Now the Starbucks order is down to one load every three days.
For
a while after the pandemic took hold, the plant collected twice as much
milk from farmers as it could process, keeping the excess supply in
refrigerated trailers, said Brian Funk, who works for Dairymens as a
liaison to farmers.
But eventually the plant ran out of storage.
One night last week, Funk worked until 11 p.m., fighting back tears as
he called farmers who supply the plant to explain the predicament.
“We’re not going to pick your milk up tomorrow,” he told them. “We don’t have any place to put it.”
One of the farms that got the call was the Hartschuh Dairy Farm, which has nearly 200 cows on a plot of land in northern Ohio.
A
week ago, Rose Hartschuh, who runs the farm with her family, watched
her father-in-law flush 31,000 pounds of milk into a lagoon. It took
more than an hour for the milk to flow out of its refrigerated tank and
down the drain pipe.
For years, dairy farmers have struggled with
low prices and bankruptcies. “This is one more blow below the belt,”
Hartschuh said.
To prevent further dumping, farming groups are
trying everything to find places to send the excess milk — even lobbying
pizza chains to increase the amount of cheese on every slice.
But
there are logistical obstacles that prevent dairy products from being
shifted neatly from food service customers to retailers.
At many
dairy processors, for example, the machinery is designed to package
shredded cheese in large bags for restaurants or place milk in small
cartons for schools, rather than arrange the products in retail-friendly
containers.
To repurpose those plants to put cheese in the 8 oz.

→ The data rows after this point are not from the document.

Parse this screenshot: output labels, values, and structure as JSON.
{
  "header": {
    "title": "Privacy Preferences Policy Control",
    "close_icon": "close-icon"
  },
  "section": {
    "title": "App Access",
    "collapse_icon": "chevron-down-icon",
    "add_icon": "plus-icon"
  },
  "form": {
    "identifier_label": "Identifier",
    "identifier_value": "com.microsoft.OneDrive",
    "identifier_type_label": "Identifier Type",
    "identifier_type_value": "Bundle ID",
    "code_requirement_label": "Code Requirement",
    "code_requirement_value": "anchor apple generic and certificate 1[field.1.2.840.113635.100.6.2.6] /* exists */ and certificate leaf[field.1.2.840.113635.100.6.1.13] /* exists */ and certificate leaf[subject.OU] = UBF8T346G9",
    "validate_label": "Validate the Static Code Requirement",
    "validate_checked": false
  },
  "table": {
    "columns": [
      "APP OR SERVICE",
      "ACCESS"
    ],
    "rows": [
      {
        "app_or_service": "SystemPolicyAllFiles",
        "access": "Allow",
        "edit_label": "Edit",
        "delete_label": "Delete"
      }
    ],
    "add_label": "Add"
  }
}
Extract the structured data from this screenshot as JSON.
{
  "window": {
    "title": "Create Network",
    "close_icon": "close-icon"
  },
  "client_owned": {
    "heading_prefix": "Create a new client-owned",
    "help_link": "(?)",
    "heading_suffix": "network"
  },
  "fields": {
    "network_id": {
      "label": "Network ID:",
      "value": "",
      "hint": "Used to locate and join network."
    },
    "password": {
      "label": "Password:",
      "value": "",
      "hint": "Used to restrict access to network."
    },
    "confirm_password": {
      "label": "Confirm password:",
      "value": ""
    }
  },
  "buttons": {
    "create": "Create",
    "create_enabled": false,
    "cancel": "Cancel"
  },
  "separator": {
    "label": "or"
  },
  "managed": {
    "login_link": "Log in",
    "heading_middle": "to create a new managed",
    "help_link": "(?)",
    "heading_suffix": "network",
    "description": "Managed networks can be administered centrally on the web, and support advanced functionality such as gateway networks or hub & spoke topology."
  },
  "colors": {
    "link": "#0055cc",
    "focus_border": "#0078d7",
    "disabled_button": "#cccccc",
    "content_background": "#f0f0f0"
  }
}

bags that sell in grocery stores or bottle milk in gallon jugs would
require millions of dollars in investment. For now, some processors have
concluded that spending the money isn’t worth it.
“It isn’t like
restaurant demand has disappeared forever,” said Matt Gould, a dairy
industry analyst. “Even if it were possible to re-format to make it an
8-ounce package rather than a 20-pound bag, the dollars and cents may
not pan out.”
Those same logistical challenges are bedeviling
poultry plants that were set up to distribute chicken to restaurants
rather than stores. Each week, the chicken processor Sanderson Farms
destroys 750,000 unhatched eggs, or 5.5% of its total production,
sending them to a rendering plant to be turned into pet food.
Last
week, the chief executive of Sanderson Farms, Joe Sanderson, told
analysts that company officials had even considered euthanizing chickens
to avoid selling them at unprofitable rates, though the company
ultimately did not take that step.
In recent days, Sanderson
Farms has donated some of its chicken to food banks and organizations
that cook meals for emergency medical workers. But hatching hundreds of
thousands of eggs for the purpose of charity is not a viable option,
said Mike Cockrell, the company’s chief financial officer.
“We’re set up to sell that chicken,” Cockrell said. “That would be an expensive proposition.”